Elle a construit la plus grande synagogue queer du pays « pour les Juifs rejetés de partout »

Lorsque le rabbin Sharon Kleinbaum est arrivé à la congrégation Beit Simchat Torah il y a 32 ans pour en devenir le premier employé, la petite synagogue était déjà un refuge pour les juifs gays new-yorkais. Mais personne lors de sa cérémonie d’installation n’aurait pu imaginer la synagogue qui émergerait sous sa direction.

Kleinbaum, 64 ans, quittera son poste de rabbin principal de la plus grande synagogue LGBTQ+ du pays – et peut-être du monde – en août. Lors de sa fête de départ à la retraite plus tôt ce mois-ci, des intervenants, dont l'ancienne secrétaire d'État Hillary Clinton, ont célébré son travail pour améliorer la vie des juifs gays et des personnes queer en général – ainsi que les projets de CBST en faveur des immigrants et du renforcement des relations interconfessionnelles.

Ils ont rappelé les soins spirituels qu'elle prodiguait aux fidèles frappés lors de l'épidémie de sida, alors qu'il ne se passait pas une semaine sans que Kleinbaum célébrait les funérailles d'un jeune homme frappé par la maladie.

Ils ont expliqué comment elle avait mis son corps en jeu pour faire avancer sa cause. (Elle m'a dit qu'elle avait été arrêtée 20 fois pour son activisme politique et qu'elle avait passé un mois dans une prison fédérale.)

Le fidèle Harold Levine, vice-président du conseil d’administration du CBST, l’a qualifiée de « modèle de guerrière de la justice sociale ».

En 1992, lorsque Kleinbaum est arrivé pour la première fois à la CBST, certains des hommes homosexuels d'orientation traditionnelle qui avaient fondé la congrégation dans les années 1970 se méfiaient d'une femme rabbin, et quelques-uns sont partis vers d'autres synagogues.

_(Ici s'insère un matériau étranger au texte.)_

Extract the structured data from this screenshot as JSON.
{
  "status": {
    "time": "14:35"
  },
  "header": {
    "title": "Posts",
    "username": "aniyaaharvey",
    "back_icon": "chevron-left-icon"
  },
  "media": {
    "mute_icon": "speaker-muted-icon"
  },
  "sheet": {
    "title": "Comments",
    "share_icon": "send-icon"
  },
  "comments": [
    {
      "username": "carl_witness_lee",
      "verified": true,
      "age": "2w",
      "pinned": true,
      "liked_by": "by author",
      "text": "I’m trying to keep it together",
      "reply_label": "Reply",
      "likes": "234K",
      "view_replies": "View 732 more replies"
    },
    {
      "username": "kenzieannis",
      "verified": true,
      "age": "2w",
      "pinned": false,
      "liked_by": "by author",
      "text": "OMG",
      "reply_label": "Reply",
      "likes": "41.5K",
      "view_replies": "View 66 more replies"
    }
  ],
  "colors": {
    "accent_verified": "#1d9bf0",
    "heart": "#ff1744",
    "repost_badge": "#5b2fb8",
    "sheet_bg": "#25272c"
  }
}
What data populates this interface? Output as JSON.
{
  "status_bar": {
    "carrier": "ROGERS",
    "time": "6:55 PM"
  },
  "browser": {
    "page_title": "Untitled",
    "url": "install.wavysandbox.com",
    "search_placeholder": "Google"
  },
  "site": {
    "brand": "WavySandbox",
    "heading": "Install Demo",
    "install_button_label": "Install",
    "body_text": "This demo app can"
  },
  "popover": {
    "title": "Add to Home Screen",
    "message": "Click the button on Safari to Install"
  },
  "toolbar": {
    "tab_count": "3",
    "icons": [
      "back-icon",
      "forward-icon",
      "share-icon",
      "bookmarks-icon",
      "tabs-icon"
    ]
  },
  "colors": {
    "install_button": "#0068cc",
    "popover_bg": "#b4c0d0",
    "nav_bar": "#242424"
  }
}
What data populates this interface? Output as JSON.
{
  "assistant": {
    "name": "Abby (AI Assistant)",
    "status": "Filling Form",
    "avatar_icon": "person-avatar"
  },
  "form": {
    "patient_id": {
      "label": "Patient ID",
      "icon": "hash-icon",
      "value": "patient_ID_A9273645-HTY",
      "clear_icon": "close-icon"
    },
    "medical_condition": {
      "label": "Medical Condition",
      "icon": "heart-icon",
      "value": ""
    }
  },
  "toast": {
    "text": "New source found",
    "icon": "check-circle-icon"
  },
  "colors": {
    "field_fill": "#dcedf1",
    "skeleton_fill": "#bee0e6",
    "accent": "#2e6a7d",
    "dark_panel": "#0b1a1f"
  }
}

Elle a compris. « C'était difficile d'être gay à cette époque », a-t-elle déclaré. « Beaucoup avaient peur de lever la tête au-dessus des radars. »

Son premier objectif à la « synagogue gay », comme on l’appelait, était de faire face au sida qui ravageait la congrégation et de construire ce qu’elle a décrit comme « une communauté plus forte pour absorber ce degré de douleur ».

Elle estime que 40 % des membres de la CBST sont morts du SIDA.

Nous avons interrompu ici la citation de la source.